Same here! Can't wait to see more progress shots! That looks like it's gonna be really creepy!


----------



## Sickie Ickie (Jun 20, 2006)

I'm following your progress


----------



## AzKittie74 (Aug 10, 2007)

me 2 ;O)


----------



## cqedens137 (Sep 27, 2007)

finally more noticable progress:


wing membrane


rib cage and arms assembled no spine yet


----------



## Cassie7 (Sep 16, 2007)

That's great! Is that creepy cloth on the wings?


----------



## cqedens137 (Sep 27, 2007)

Cassie7 said:


> That's great! Is that creepy cloth on the wings?

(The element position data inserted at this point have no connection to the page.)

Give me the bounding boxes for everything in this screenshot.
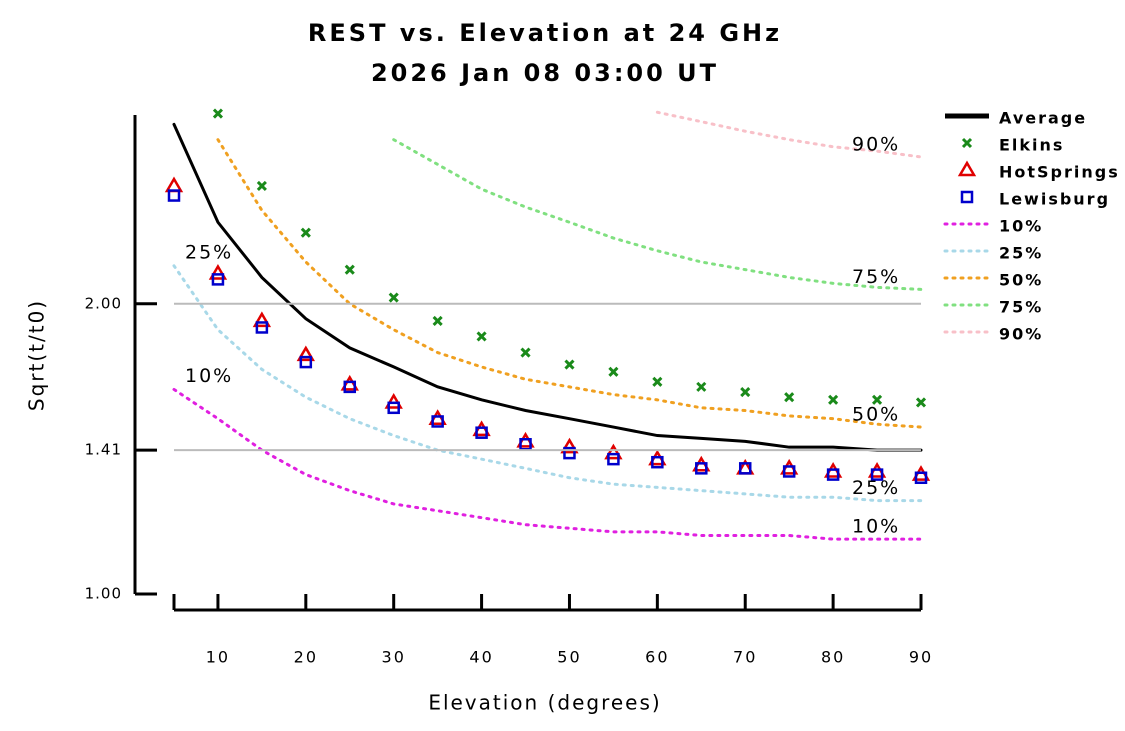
- marker-x: [696, 381, 707, 392]
- legend-label: 10%: [999, 217, 1043, 236]
- legend-marker: [961, 137, 973, 149]
- marker-square: [914, 471, 928, 485]
- x-tick-label: 50: [557, 648, 581, 667]
- marker-square: [431, 415, 444, 428]
- x-tick-label: 90: [909, 648, 933, 667]
- marker-square: [167, 189, 181, 202]
- marker-triangle: [604, 443, 623, 460]
- chart-subtitle: 2026 Jan 08 03:00 UT: [371, 59, 719, 87]
- marker-triangle: [296, 345, 316, 362]
- marker-triangle: [252, 311, 272, 328]
- dotted-line: [392, 138, 923, 291]
- marker-x: [915, 397, 927, 408]
- curve-label: 50%: [852, 404, 900, 426]
- marker-square: [255, 321, 269, 334]
- marker-square: [782, 465, 796, 478]
- x-axis-label: Elevation (degrees): [428, 691, 661, 715]
- marker-x: [432, 315, 443, 326]
- curve-label: 25%: [185, 241, 233, 263]
- legend-label: Average: [999, 109, 1087, 128]
- marker-square: [826, 468, 840, 481]
- marker-square: [343, 380, 357, 394]
- legend-marker: [957, 160, 977, 177]
- marker-square: [738, 462, 752, 475]
- x-tick-label: 20: [294, 648, 318, 667]
- line: [172, 122, 923, 452]
- marker-x: [564, 359, 575, 370]
- y-tick-label: 2.00: [85, 294, 122, 312]
- marker-x: [212, 108, 224, 119]
- marker-x: [300, 227, 311, 238]
- marker-x: [740, 386, 751, 398]
- x-tick-label: 80: [821, 648, 845, 667]
- marker-square: [607, 452, 620, 466]
- marker-square: [299, 355, 313, 369]
- legend-label: 50%: [999, 271, 1043, 290]
- y-tick-label: 1.00: [85, 585, 122, 603]
- x-tick-label: 70: [733, 648, 757, 667]
- dotted-line: [216, 138, 923, 429]
- marker-square: [563, 446, 576, 460]
- curve-label: 10%: [185, 365, 233, 387]
- marker-triangle: [340, 374, 359, 391]
- dotted-line: [655, 110, 923, 159]
- curve-label: 75%: [852, 266, 900, 288]
- legend-label: HotSprings: [999, 163, 1120, 182]
- x-tick-label: 40: [469, 648, 493, 667]
- curve-label: 10%: [852, 516, 900, 538]
- marker-square: [211, 273, 225, 286]
- marker-triangle: [164, 176, 184, 193]
- x-tick-label: 60: [645, 648, 669, 667]
- marker-square: [475, 426, 488, 439]
- marker-x: [476, 331, 487, 342]
- marker-square: [695, 462, 708, 475]
- chart-title: REST vs. Elevation at 24 GHz: [308, 19, 782, 47]
- legend-label: 90%: [999, 325, 1043, 344]
- marker-x: [388, 292, 399, 303]
- y-axis-label: Sqrt(t/t0): [25, 299, 49, 411]
- marker-triangle: [560, 437, 579, 454]
- marker-x: [256, 180, 267, 192]
- marker-triangle: [208, 264, 228, 280]
- x-tick-label: 30: [382, 648, 406, 667]
- legend-label: Elkins: [999, 136, 1064, 155]
- curve-label: 90%: [852, 133, 900, 155]
- legend-label: 25%: [999, 244, 1043, 263]
- marker-square: [387, 401, 400, 415]
- marker-x: [608, 366, 619, 377]
- legend-label: Lewisburg: [999, 190, 1110, 209]
- marker-x: [344, 264, 355, 275]
- marker-square: [870, 468, 884, 481]
- marker-x: [871, 394, 883, 405]
- legend-label: 75%: [999, 298, 1043, 317]
- dotted-line: [172, 387, 923, 541]
- y-tick-label: 1.41: [85, 441, 122, 459]
- marker-square: [651, 455, 664, 469]
- x-tick-label: 10: [206, 648, 230, 667]
- plot-area: [164, 108, 931, 541]
- marker-x: [784, 392, 795, 403]
- marker-x: [828, 394, 839, 405]
- curve-label: 25%: [852, 477, 900, 499]
- marker-triangle: [384, 393, 403, 409]
- legend-marker: [960, 190, 974, 204]
- marker-x: [520, 347, 531, 358]
- dotted-line: [172, 264, 923, 503]
- marker-x: [652, 376, 663, 387]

no the first layer is tulle and the second is cheese cloth that is ripped distressed. all coated in liquid latex.


----------



## Sickie Ickie (Jun 20, 2006)

rib cage great stuff? if so, how did you bend it?


----------



## octoberist (Apr 3, 2007)

Great progress on the winged demon. My winged demon isn't nearly as far along.


----------



## cqedens137 (Sep 27, 2007)

Sickie Ickie said:


> rib cage great stuff? if so, how did you bend it?


now foam. just a wire armature and batting. very similar to vilethings design. i just didn't use styrofoam to make the spine, head, or arms, i am not that good at carving/shaping the styrofoam.

i am going to cut batting for the spine tonight. i also have to dig out the fcg drive rig to put it all together.


----------



## cqedens137 (Sep 27, 2007)

well some more progress.

the drive unit has been reassmebled and we have flight!

well ok sort of.

i need to work on the balance and hinge point for the wings.

*first wing test*


----------



## cqedens137 (Sep 27, 2007)

another video

and some night time photos from fri and saturday down at boy scout camp haunted trail:



this one is a time lapse photo with the demon flying:
. i thought it was a cool pic


----------



## octoberist (Apr 3, 2007)

Wow. 
It looks great in flight. 
The movements look smooth and natural. 
Just wonderful.


----------



## slightlymad (May 25, 2006)

Love it


----------



## dave the dead (Jan 31, 2007)

very nice prop! It really turned out great for ya!


----------



## Richie (Jan 4, 2007)

Wow! Great job!


----------